David M. Kay, 83, who as a young sailor in 1944 spent 30 hours in shark-infested waters after a deadly typhoon decimated the Navy's Third Fleet in one of the worst disasters in naval history, died June 9 of congestive heart failure at Brooke Grove Rehabilitation and Nursing Center in Olney. He later became a salesman, selling cars to three generations of Washington area residents.

As a 23-year-old sailor on the destroyer USS Hull, Seaman Kay and his crewmates were on a refueling operation Dec. 17, 1944, about 300 miles east of Luzon in the Philippine Sea. The Third Fleet was preparing for an airstrike on Luzon as part of Gen. Douglas MacArthur's effort to take control of the Philippines from the Japanese.

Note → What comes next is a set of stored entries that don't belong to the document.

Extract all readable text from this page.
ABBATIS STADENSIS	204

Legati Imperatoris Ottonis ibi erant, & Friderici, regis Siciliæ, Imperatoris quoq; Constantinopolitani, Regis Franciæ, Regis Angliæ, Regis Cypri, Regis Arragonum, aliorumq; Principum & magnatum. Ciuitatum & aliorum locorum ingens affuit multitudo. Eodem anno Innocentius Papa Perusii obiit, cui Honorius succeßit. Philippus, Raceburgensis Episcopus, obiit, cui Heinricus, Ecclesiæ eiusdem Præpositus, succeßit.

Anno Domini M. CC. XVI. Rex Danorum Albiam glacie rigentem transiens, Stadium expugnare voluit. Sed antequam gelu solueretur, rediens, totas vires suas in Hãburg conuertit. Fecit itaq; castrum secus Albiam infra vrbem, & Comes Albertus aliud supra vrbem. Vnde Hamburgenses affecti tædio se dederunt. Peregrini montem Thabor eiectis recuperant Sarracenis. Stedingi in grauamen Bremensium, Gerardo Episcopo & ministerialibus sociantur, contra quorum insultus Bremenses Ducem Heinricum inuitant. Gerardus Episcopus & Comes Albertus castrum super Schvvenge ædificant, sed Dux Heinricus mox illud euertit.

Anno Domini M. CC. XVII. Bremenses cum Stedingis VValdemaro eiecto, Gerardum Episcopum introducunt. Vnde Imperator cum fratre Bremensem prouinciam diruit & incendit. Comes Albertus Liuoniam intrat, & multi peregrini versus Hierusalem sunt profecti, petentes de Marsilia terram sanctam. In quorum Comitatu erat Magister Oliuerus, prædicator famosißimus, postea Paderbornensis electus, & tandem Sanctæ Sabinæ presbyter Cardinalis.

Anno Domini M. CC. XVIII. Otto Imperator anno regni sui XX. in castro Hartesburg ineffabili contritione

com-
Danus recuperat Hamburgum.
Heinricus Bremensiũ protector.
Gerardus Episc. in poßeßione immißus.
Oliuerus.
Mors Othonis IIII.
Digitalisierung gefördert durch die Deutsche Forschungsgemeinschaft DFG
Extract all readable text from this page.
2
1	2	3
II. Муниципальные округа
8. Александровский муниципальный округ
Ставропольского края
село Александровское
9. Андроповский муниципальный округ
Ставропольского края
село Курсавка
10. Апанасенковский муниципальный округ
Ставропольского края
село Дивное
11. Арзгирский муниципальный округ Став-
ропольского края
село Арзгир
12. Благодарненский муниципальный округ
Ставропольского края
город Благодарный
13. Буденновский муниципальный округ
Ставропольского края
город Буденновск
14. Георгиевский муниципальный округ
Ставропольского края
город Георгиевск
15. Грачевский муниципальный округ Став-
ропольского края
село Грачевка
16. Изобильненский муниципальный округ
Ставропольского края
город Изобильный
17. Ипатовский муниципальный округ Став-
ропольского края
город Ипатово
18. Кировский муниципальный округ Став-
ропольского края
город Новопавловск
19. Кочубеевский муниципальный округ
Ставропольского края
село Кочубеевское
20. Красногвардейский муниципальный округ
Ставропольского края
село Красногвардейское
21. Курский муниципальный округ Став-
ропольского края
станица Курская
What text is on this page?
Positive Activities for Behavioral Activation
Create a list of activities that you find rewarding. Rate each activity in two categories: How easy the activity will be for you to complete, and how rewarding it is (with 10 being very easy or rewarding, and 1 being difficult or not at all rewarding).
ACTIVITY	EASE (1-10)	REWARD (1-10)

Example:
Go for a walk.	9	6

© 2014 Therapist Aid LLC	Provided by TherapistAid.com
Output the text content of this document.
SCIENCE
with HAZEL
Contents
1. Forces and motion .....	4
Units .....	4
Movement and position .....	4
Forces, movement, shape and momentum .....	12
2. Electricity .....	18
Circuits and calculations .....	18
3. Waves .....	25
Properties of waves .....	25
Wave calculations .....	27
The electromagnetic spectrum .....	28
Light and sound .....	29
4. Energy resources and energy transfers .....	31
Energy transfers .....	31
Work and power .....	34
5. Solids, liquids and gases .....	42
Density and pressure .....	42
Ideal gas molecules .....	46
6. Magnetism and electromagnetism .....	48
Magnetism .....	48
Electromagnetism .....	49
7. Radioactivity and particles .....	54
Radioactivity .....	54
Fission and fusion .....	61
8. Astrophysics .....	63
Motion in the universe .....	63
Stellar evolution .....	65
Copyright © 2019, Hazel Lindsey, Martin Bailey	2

But the water had become so rough that the refueling lines "snapped like toothpicks," and the work was canceled for the next day, Mr. Kay wrote recently in a journal.

By daybreak Dec. 18, the storm had worsened, and the ship could not maneuver in the trough between the waves. Hurricane-force winds blowing 150 mph and waves towering seven stories high battered the destroyer until it began breaking up and sinking. "Men were being pulled down into the water, because of the sinking ship," Mr. Kay wrote. "The wind was blowing so hard and it was raining so badly you could hardly see. I shook hands with some of my friends and ran as fast as I could to get away."

As he dived into the water, a mountainous wave crashed down on him, and he thought it was just a matter of time before he would be dead. Instead, hours passed, and he floated naked and alone in the churning waters. He recounted that sometime after dark, a group of seven sailors on a raft saw him, and he stayed with them through the night.

The next day -- skin torn from his body, arms paralyzed, almost completely blind -- a ship came by, and the crew of the USS Tabberer threw him a life ring and hoisted him aboard.

He was one of 55 sailors from the Hull and two other destroyers, the USS Spence and Monaghan, to survive the killer typhoon called Cobra, which took the lives of 790 officers and enlisted men.

The ordeal never left Mr. Kay's memory, although he didn't talk about it until two years ago. For years, he suffered from claustrophobia and didn't like going to the movies or any other place with dark rooms. He always wanted a light on at night as he slept. Through it all, he remained grateful that he was a survivor.

"He prayed a lot" during his time in the sea, said his wife, Ruth. "He continued to pray a lot throughout his life. He kept saying he was the luckiest person in the world."

A Washington native, Mr. Kay graduated from Roosevelt High School, where he lettered in tennis and was a tournament player. He spent two years studying accounting at Benjamin Franklin College in Washington. Tennis remained his passion throughout his life.

At 28, after his Navy service, he began selling cars for Ourisman Chevrolet in Marlow Heights and became one of its top salesmen -- and one of its most popular. He loved selling cars, his wife said. Over the years, he retired several times, until closing his last deal in 1999.

"After he finally retired, he was still selling cars in his sleep," she said. "He loved the people he met there."

Jack Schroeder sold cars with Mr. Kay for 25 years. "When I came there, he was already the top dog," said Schroeder, now retired. "It took me 15 years or more to get to his level."

Mr. Kay was knowledgeable and personable and a "step above everyone else," Schroeder said. He would always sell himself before he sold the product.

"He had a great memory for names," Schroeder said. "He would sell to a customer one month and then see them in the showroom two months later and call them by their name. He called them by their first name."

For his hard work, Mr. Kay earned numerous awards and received high customer satisfaction marks. His company also rewarded his service with a number of trips.

On some of those trips, the haunting memories of his terrifying days at sea surfaced. "He would never go near a boat or near the water," Schroeder recounted. "He'd never go swimming or to the beach."

Survivors include his wife of 49 years, of Silver Spring; and a son, Jeffrey Kay of Cumberland, Md.

David Kay, longtime employee of Ourisman Chevrolet, survived a typhoon that killed 790 Navy men.